RICCA 7,5 (IL MIGLIORE)
Quando la grinta vale più dei tre gol. Se la Seleçao porta via tre punti chiave nella corsa al titolo è soprattutto merito suo. Perché quando entra dalla panchina la squadra è in un momento di stanca e lui la rivitalizza con uno spirito combattivo decisamente contagioso. Sulla corsia sinistra è una presenza costante, propizia tante azioni pericolose e soprattutto incarna la voglia di non mollare mai. Quella che serve adesso che si arriva sul più bello.
FALETRA 6,5
Quanta bagarre lì nel mezzo! Il capitano va a nozze e conferisce l'ordine giusto ai compagni. Smista bene tanti palloni e contribuisce a mantenere l'equilibrio anche nei momenti più difficili. Solito prezioso lavoro.
DURIN 6
Svaria come ormai di consueto un po' ovunque. Parte esterno di destra e penetra spesso, guardandosi sempre le spalle all'occorrenza. Due tiri che non trovano la porta e un primo tempo di spessore. Poi arretra prendendo il posto di Cicali in difesa e chiude ogni porta, se possibile anche senza fronzoli. Ha forse troppa frenesia nel liberare lontano in un paio di situazioni, ma quando ci vuole ci vuole.
MAURO 7
Porta con sé il trofeo dei segni sul corpo della battaglia sportiva. Quelli della Lokomotiv non lo trattano con i guanti e lui risponde sgusciando con eleganza da ogni marcatura. Dialoga bene fra centrocampo e attacco e corre attorno a Canulli scompigliando l'assetto avversario.
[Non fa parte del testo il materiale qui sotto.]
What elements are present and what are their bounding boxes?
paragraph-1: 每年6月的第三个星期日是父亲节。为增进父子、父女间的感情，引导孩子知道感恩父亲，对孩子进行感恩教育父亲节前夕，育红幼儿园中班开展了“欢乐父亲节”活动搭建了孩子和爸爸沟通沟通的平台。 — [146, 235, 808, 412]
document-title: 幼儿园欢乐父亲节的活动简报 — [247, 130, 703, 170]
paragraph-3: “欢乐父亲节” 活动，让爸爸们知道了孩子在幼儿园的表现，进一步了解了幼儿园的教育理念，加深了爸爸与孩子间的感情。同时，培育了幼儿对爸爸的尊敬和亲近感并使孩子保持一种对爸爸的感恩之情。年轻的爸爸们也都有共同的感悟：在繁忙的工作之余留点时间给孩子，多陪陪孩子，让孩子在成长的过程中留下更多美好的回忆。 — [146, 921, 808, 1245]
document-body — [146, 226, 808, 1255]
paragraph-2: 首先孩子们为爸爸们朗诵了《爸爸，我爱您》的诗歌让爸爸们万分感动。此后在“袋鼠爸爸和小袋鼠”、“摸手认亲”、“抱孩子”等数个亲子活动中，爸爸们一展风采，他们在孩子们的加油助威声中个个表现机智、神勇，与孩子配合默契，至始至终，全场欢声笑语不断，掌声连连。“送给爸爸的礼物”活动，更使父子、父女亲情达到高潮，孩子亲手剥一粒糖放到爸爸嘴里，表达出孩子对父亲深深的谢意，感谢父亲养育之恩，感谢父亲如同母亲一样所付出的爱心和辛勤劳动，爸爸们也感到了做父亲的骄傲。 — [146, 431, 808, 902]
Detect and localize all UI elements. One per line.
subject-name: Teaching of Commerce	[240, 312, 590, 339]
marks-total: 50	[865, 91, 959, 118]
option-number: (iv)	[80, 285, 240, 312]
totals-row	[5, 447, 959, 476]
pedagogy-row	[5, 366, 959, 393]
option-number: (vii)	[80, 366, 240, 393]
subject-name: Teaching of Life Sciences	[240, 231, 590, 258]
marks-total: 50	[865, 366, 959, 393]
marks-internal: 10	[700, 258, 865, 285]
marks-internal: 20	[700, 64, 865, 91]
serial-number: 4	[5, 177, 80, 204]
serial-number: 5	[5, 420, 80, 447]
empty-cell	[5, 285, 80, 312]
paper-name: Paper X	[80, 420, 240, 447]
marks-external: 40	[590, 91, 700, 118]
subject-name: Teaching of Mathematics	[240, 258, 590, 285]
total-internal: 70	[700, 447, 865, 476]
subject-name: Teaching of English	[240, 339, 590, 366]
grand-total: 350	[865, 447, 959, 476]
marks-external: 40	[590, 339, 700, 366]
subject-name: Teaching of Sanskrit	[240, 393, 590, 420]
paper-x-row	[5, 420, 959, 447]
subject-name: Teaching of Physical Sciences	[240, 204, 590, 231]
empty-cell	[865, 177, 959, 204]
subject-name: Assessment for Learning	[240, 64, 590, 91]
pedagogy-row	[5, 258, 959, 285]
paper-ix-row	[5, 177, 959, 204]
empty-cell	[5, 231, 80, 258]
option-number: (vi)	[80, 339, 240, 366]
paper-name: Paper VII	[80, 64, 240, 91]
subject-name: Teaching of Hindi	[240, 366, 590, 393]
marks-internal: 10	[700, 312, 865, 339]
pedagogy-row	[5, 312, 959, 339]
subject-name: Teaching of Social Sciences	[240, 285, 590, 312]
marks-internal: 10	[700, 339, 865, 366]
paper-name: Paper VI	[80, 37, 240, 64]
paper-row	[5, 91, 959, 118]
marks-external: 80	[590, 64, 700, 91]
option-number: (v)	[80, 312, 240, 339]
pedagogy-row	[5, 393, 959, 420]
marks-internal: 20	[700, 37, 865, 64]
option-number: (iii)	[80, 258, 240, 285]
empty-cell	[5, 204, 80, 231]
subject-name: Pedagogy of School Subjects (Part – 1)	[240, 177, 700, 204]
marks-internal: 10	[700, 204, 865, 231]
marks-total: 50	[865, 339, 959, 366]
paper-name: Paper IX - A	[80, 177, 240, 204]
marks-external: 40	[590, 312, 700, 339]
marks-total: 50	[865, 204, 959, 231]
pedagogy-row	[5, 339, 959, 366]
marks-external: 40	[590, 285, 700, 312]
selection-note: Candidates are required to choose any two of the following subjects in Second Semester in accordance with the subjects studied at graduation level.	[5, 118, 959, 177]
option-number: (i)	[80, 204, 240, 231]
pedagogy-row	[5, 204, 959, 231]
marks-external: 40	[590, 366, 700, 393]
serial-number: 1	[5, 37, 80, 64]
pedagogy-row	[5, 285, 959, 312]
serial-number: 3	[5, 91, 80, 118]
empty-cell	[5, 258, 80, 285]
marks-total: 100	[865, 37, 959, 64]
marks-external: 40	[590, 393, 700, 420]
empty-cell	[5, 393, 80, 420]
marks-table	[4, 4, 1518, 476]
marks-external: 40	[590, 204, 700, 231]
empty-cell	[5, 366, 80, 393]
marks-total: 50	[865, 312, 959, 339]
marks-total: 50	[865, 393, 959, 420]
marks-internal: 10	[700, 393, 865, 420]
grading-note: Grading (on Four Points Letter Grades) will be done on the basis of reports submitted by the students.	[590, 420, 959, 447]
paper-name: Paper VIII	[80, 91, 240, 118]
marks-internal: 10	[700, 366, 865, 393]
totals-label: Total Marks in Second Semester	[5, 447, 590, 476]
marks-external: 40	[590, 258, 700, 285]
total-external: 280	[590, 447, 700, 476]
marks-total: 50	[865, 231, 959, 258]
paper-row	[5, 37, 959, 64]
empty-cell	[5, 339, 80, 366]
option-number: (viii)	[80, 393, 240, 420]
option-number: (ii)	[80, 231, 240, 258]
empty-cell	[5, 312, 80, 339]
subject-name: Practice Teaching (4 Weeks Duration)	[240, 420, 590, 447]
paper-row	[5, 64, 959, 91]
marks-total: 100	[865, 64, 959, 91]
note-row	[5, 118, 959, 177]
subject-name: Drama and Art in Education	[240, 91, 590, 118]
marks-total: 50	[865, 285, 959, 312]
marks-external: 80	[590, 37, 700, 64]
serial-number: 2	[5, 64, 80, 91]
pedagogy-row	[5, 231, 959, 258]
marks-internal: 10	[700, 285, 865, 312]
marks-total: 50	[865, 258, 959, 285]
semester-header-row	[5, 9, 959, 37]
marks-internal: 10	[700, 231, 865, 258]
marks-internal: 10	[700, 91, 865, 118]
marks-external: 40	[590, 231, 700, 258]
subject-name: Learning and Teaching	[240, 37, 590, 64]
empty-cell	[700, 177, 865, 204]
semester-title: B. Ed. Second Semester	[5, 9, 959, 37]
Preziosissima la rete del 2-1, che arriva a corredo di un'uscita ancora efficace del portiere, che non riesce però a deviare abbastanza l'unica possibilità di tiro del numero 11 che insacca. Gol numero 20 per lui, che resta a ridosso dei primi.
CANULLI 7,5
Sblocca la contesa con un sinistro incrociato al fulmicotone e potrebbe segnare ancora. Nel secondo tempo una gran botta destinata a battere il portiere trova inavvertitamente Cioni sulla sua strada, quindi sono i centimetri giusti a mancare. Preziosissimo il suo lavoro più duttile che sta facendo all'interno della squadra, che libera bene i compagni e che porta a soluzioni tattiche e offensive efficaci. Sale a quota 31 sigilli personali, a bersaglio per la quinta gara di fila. Avanti.
CIONI 6
Solito lavorone in zona d'attacco, anche se qualcosa non gira per il verso giusto. Sembra mancargli sempre quel centimetro in più per festeggiare, ma sono dettagli nell'economia di una prestazione di alto livello. Al netto della sfortuna nell'intercettare la bomba di Canulli, spara a lato di pochissimo un pallone invitante, poi la buona sorte non gli sorride quando si trova un'opportunità ghiotta davanti alla porta. Tanta corsa e tanto sacrificio anche stavolta, alla fine vale più di un gol.